Recall, that $E(Outcome) = P(Outcome)$ if the outcome is a binary variable.

$E(Outcome) = \frac{500}{1000} = 0.5$

In [25]:
data['malnutrition'].value_counts() # Counts for Outcomes

0.0    500
1.0    500
Name: malnutrition, dtype: int64

$E(Outcome \ |\ Treated) = \frac{50}{500} = 0.1$

$E(Outcome \ |\ Untreated) = \frac{450}{500} = 0.9$

In [26]:
data[data['breakfast'] == 1.0]["malnutrition"].value_counts()

0.0    450
1.0     50
Name: malnutrition, dtype: int64

In [27]:
data[data['breakfast'] == 0.0]["malnutrition"].value_counts()

1.0    450
0.0     50
Name: malnutrition, dtype: int64

## Manski Calculation

Let's recall the notation:

- $P(Treated) = P(D=1)$

- $P(Untreated) = P(D=0)$

- $E(Outcome) = P(Y)$

- $E(Outcome \ |\ Treated) = (Y_{1i} \ |\ D=1) $

- $E(Outcome \ |\ Unreated) = (Y_{0i} \ |\ D=0) $


Furthermore, lets recall the equation for the ATE:

$\Delta ATE = E(Y_{1i}) - E(Y_{0i})$

$E(Y_{1i})$ - this is the impact on the treated

$E(Y_{0i})$ - this is the impact on the untreated

Now, let's get into the calculation required for $E(Y_{1i})$:

$E(Y_{1i}) = P(D=1) \cdot P(Y_{1i}\ |\ D = 1) + P(D=0) \cdot P(Y_{1i}\ |\ D = 0)$

Notice that the **counterfactual** expression is $P(Y_{1i}\ |\ D = 0)$ - this expression represents the expected outcome of those who were given treated, had they not actually been given treatment.

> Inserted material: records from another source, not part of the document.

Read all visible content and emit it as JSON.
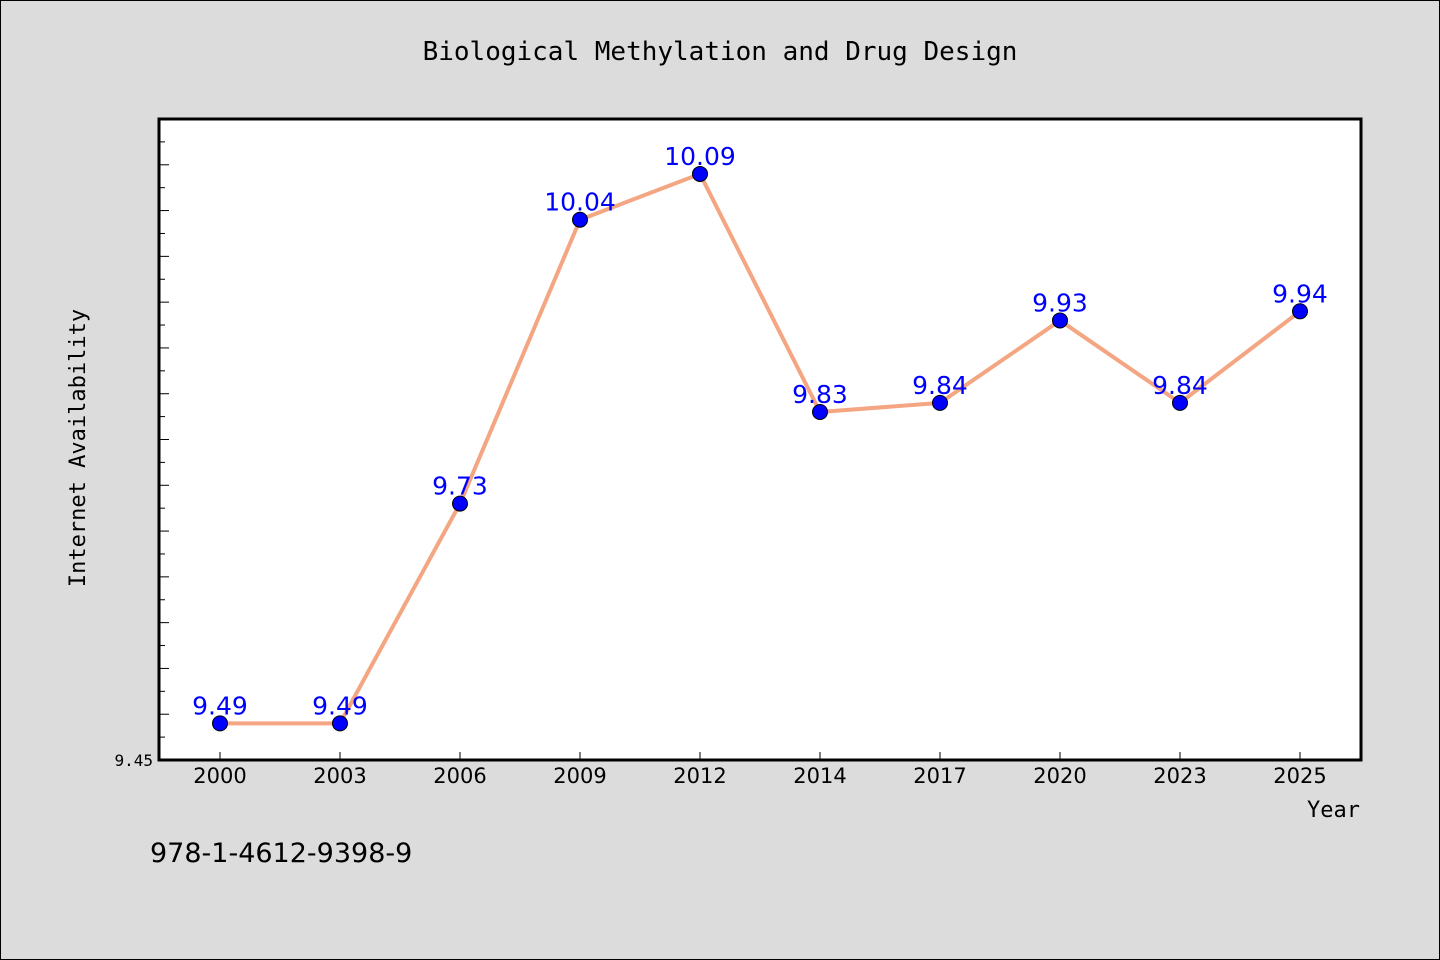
{
  "chart_data": {
    "type": "line",
    "title": "Biological Methylation and Drug Design",
    "xlabel": "Year",
    "ylabel": "Internet Availability",
    "categories": [
      "2000",
      "2003",
      "2006",
      "2009",
      "2012",
      "2014",
      "2017",
      "2020",
      "2023",
      "2025"
    ],
    "series": [
      {
        "values": [
          9.49,
          9.49,
          9.73,
          10.04,
          10.09,
          9.83,
          9.84,
          9.93,
          9.84,
          9.94
        ],
        "line_color": "#f4a582",
        "marker_color": "#0000ff",
        "label_color": "#0000ff"
      }
    ],
    "ylim": [
      9.45,
      10.15
    ],
    "y_tick_labels": [
      "9.45"
    ],
    "grid": false,
    "legend": "none"
  },
  "footer": {
    "code": "978-1-4612-9398-9"
  }
}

That is to say, this expresion is: What would have happened, with regards to the outcome, to those individuals in the treatment group, had they not been given treatment. This is a counterfactual as we will never observe this outcome in reality.

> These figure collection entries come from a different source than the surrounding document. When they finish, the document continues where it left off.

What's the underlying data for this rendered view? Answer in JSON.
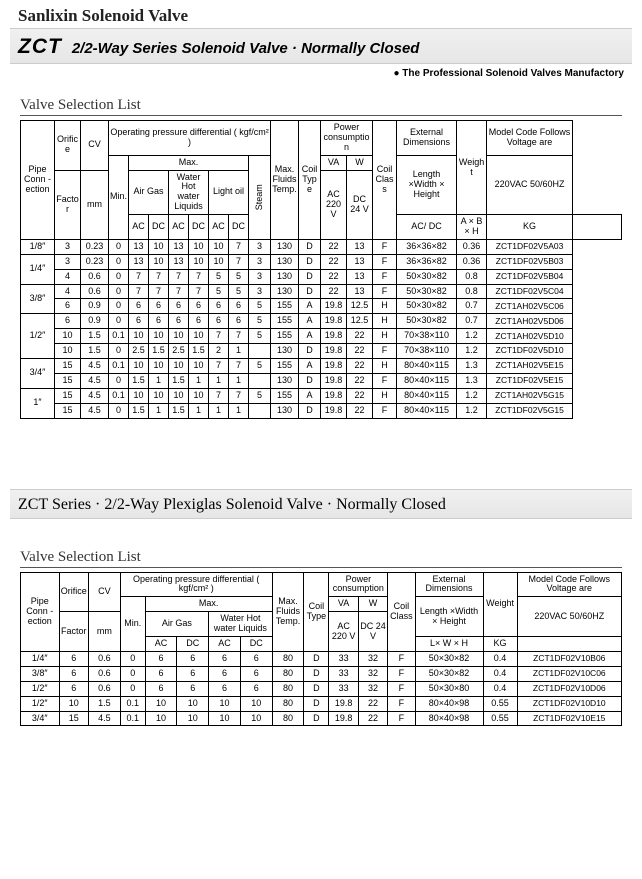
{
  "company": "Sanlixin Solenoid Valve",
  "title1_big": "ZCT",
  "title1_rest": "2/2-Way Series Solenoid Valve · Normally Closed",
  "tagline": "The Professional Solenoid Valves Manufactory",
  "section_label": "Valve Selection List",
  "title2_big": "ZCT",
  "title2_rest": "Series · 2/2-Way Plexiglas Solenoid Valve · Normally Closed",
  "h": {
    "pipe": "Pipe Conn -ection",
    "orifice": "Orifice",
    "cv": "CV",
    "op_diff": "Operating pressure differential ( kgf/cm² )",
    "max": "Max.",
    "factor": "Factor",
    "mm": "mm",
    "min": "Min.",
    "air_gas": "Air Gas",
    "water": "Water Hot water Liquids",
    "light_oil": "Light oil",
    "steam": "Steam",
    "ac": "AC",
    "dc": "DC",
    "acdc": "AC/ DC",
    "max_fluids": "Max. Fluids Temp.",
    "coil_type": "Coil Type",
    "power": "Power consumption",
    "va": "VA",
    "w": "W",
    "ac220": "AC 220 V",
    "dc24": "DC 24 V",
    "coil_class": "Coil Class",
    "ext_dim": "External Dimensions",
    "lwh": "Length ×Width × Height",
    "axbxh": "A × B × H",
    "lxwxh": "L× W × H",
    "weight": "Weight",
    "kg": "KG",
    "model": "Model Code Follows Voltage are",
    "volt": "220VAC 50/60HZ"
  },
  "t1_rows": [
    {
      "pipe": "1/8″",
      "or": "3",
      "cv": "0.23",
      "min": "0",
      "a_ac": "13",
      "a_dc": "10",
      "w_ac": "13",
      "w_dc": "10",
      "lo_ac": "10",
      "lo_dc": "7",
      "st": "3",
      "mft": "130",
      "ct": "D",
      "va": "22",
      "w": "13",
      "cc": "F",
      "dim": "36×36×82",
      "kg": "0.36",
      "model": "ZCT1DF02V5A03"
    },
    {
      "pipe": "1/4″",
      "pr": 2,
      "or": "3",
      "cv": "0.23",
      "min": "0",
      "a_ac": "13",
      "a_dc": "10",
      "w_ac": "13",
      "w_dc": "10",
      "lo_ac": "10",
      "lo_dc": "7",
      "st": "3",
      "mft": "130",
      "ct": "D",
      "va": "22",
      "w": "13",
      "cc": "F",
      "dim": "36×36×82",
      "kg": "0.36",
      "model": "ZCT1DF02V5B03"
    },
    {
      "or": "4",
      "cv": "0.6",
      "min": "0",
      "a_ac": "7",
      "a_dc": "7",
      "w_ac": "7",
      "w_dc": "7",
      "lo_ac": "5",
      "lo_dc": "5",
      "st": "3",
      "mft": "130",
      "ct": "D",
      "va": "22",
      "w": "13",
      "cc": "F",
      "dim": "50×30×82",
      "kg": "0.8",
      "model": "ZCT1DF02V5B04"
    },
    {
      "pipe": "3/8″",
      "pr": 2,
      "or": "4",
      "cv": "0.6",
      "min": "0",
      "a_ac": "7",
      "a_dc": "7",
      "w_ac": "7",
      "w_dc": "7",
      "lo_ac": "5",
      "lo_dc": "5",
      "st": "3",
      "mft": "130",
      "ct": "D",
      "va": "22",
      "w": "13",
      "cc": "F",
      "dim": "50×30×82",
      "kg": "0.8",
      "model": "ZCT1DF02V5C04"
    },
    {
      "or": "6",
      "cv": "0.9",
      "min": "0",
      "a_ac": "6",
      "a_dc": "6",
      "w_ac": "6",
      "w_dc": "6",
      "lo_ac": "6",
      "lo_dc": "6",
      "st": "5",
      "mft": "155",
      "ct": "A",
      "va": "19.8",
      "w": "12.5",
      "cc": "H",
      "dim": "50×30×82",
      "kg": "0.7",
      "model": "ZCT1AH02V5C06"
    },
    {
      "pipe": "1/2″",
      "pr": 3,
      "or": "6",
      "cv": "0.9",
      "min": "0",
      "a_ac": "6",
      "a_dc": "6",
      "w_ac": "6",
      "w_dc": "6",
      "lo_ac": "6",
      "lo_dc": "6",
      "st": "5",
      "mft": "155",
      "ct": "A",
      "va": "19.8",
      "w": "12.5",
      "cc": "H",
      "dim": "50×30×82",
      "kg": "0.7",
      "model": "ZCT1AH02V5D06"
    },
    {
      "or": "10",
      "cv": "1.5",
      "min": "0.1",
      "a_ac": "10",
      "a_dc": "10",
      "w_ac": "10",
      "w_dc": "10",
      "lo_ac": "7",
      "lo_dc": "7",
      "st": "5",
      "mft": "155",
      "ct": "A",
      "va": "19.8",
      "w": "22",
      "cc": "H",
      "dim": "70×38×110",
      "kg": "1.2",
      "model": "ZCT1AH02V5D10"
    },
    {
      "or": "10",
      "cv": "1.5",
      "min": "0",
      "a_ac": "2.5",
      "a_dc": "1.5",
      "w_ac": "2.5",
      "w_dc": "1.5",
      "lo_ac": "2",
      "lo_dc": "1",
      "st": "",
      "mft": "130",
      "ct": "D",
      "va": "19.8",
      "w": "22",
      "cc": "F",
      "dim": "70×38×110",
      "kg": "1.2",
      "model": "ZCT1DF02V5D10"
    },
    {
      "pipe": "3/4″",
      "pr": 2,
      "or": "15",
      "cv": "4.5",
      "min": "0.1",
      "a_ac": "10",
      "a_dc": "10",
      "w_ac": "10",
      "w_dc": "10",
      "lo_ac": "7",
      "lo_dc": "7",
      "st": "5",
      "mft": "155",
      "ct": "A",
      "va": "19.8",
      "w": "22",
      "cc": "H",
      "dim": "80×40×115",
      "kg": "1.3",
      "model": "ZCT1AH02V5E15"
    },
    {
      "or": "15",
      "cv": "4.5",
      "min": "0",
      "a_ac": "1.5",
      "a_dc": "1",
      "w_ac": "1.5",
      "w_dc": "1",
      "lo_ac": "1",
      "lo_dc": "1",
      "st": "",
      "mft": "130",
      "ct": "D",
      "va": "19.8",
      "w": "22",
      "cc": "F",
      "dim": "80×40×115",
      "kg": "1.3",
      "model": "ZCT1DF02V5E15"
    },
    {
      "pipe": "1″",
      "pr": 2,
      "or": "15",
      "cv": "4.5",
      "min": "0.1",
      "a_ac": "10",
      "a_dc": "10",
      "w_ac": "10",
      "w_dc": "10",
      "lo_ac": "7",
      "lo_dc": "7",
      "st": "5",
      "mft": "155",
      "ct": "A",
      "va": "19.8",
      "w": "22",
      "cc": "H",
      "dim": "80×40×115",
      "kg": "1.2",
      "model": "ZCT1AH02V5G15"
    },
    {
      "or": "15",
      "cv": "4.5",
      "min": "0",
      "a_ac": "1.5",
      "a_dc": "1",
      "w_ac": "1.5",
      "w_dc": "1",
      "lo_ac": "1",
      "lo_dc": "1",
      "st": "",
      "mft": "130",
      "ct": "D",
      "va": "19.8",
      "w": "22",
      "cc": "F",
      "dim": "80×40×115",
      "kg": "1.2",
      "model": "ZCT1DF02V5G15"
    }
  ],
  "t2_rows": [
    {
      "pipe": "1/4″",
      "or": "6",
      "cv": "0.6",
      "min": "0",
      "a_ac": "6",
      "a_dc": "6",
      "w_ac": "6",
      "w_dc": "6",
      "mft": "80",
      "ct": "D",
      "va": "33",
      "w": "32",
      "cc": "F",
      "dim": "50×30×82",
      "kg": "0.4",
      "model": "ZCT1DF02V10B06"
    },
    {
      "pipe": "3/8″",
      "or": "6",
      "cv": "0.6",
      "min": "0",
      "a_ac": "6",
      "a_dc": "6",
      "w_ac": "6",
      "w_dc": "6",
      "mft": "80",
      "ct": "D",
      "va": "33",
      "w": "32",
      "cc": "F",
      "dim": "50×30×82",
      "kg": "0.4",
      "model": "ZCT1DF02V10C06"
    },
    {
      "pipe": "1/2″",
      "or": "6",
      "cv": "0.6",
      "min": "0",
      "a_ac": "6",
      "a_dc": "6",
      "w_ac": "6",
      "w_dc": "6",
      "mft": "80",
      "ct": "D",
      "va": "33",
      "w": "32",
      "cc": "F",
      "dim": "50×30×80",
      "kg": "0.4",
      "model": "ZCT1DF02V10D06"
    },
    {
      "pipe": "1/2″",
      "or": "10",
      "cv": "1.5",
      "min": "0.1",
      "a_ac": "10",
      "a_dc": "10",
      "w_ac": "10",
      "w_dc": "10",
      "mft": "80",
      "ct": "D",
      "va": "19.8",
      "w": "22",
      "cc": "F",
      "dim": "80×40×98",
      "kg": "0.55",
      "model": "ZCT1DF02V10D10"
    },
    {
      "pipe": "3/4″",
      "or": "15",
      "cv": "4.5",
      "min": "0.1",
      "a_ac": "10",
      "a_dc": "10",
      "w_ac": "10",
      "w_dc": "10",
      "mft": "80",
      "ct": "D",
      "va": "19.8",
      "w": "22",
      "cc": "F",
      "dim": "80×40×98",
      "kg": "0.55",
      "model": "ZCT1DF02V10E15"
    }
  ]
}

This is where the concept of the manski bound comes into play. Manski posits the following:

- Assume the worst possible outcome for this counterfactual. This represents the **lower bound** for $E(Y_{1i})$

- Assume the best possible outcome for this counterfactual. This represents the **upper bound** for $E(Y_{1i})$

Let's plug and chug:

$E(Y_{1i}) = (0.5)(0.1) + (0.5)P(Y_{1i}\ |\ D = 0)$

Now, we know that, $P(Y_{1i}\ |\ D = 0)$, is a probability, as such, it must be in $[0,1]$

- $E(Y_{1i})^{LB} = (0.5)(0.1) + (0.5)(0) = 0.05$

- $E(Y_{1i})^{UB} = (0.5)(0.1) + (0.5)(1) = 0.55$

Following identical logic, lets do the same for $E(Y_{0i})$:

- $E(Y_{0i})^{LB} = (0.5)(0.9) + (0.5)(0) = 0.45$

- $E(Y_{0i})^{UB} = (0.5)(0.9) + (0.5)(1) = 0.95$


Recall that the $ATE$ is a comparison between the treated and untreated groups. As such:

- $ATE^{UB} = E(Y_{1i})^{UB} - E(Y_{0i})^{LB} = (0.55) - (0.45) = 0.1$

- $ATE^{LB} = E(Y_{1i})^{LB} - E(Y_{0i})^{UB} = (0.05) - (0.95) = -0.9$


Manski Bound = $(ATE^{LB}, ATE^{UB}) = (-0.9,0.1)$

## Interpretation

From the above bound, we can say that the program could have a potential impact of reducing the probability of the outcome by 90% or increasing the probability of the outcome by 10% - or by any amount within that range.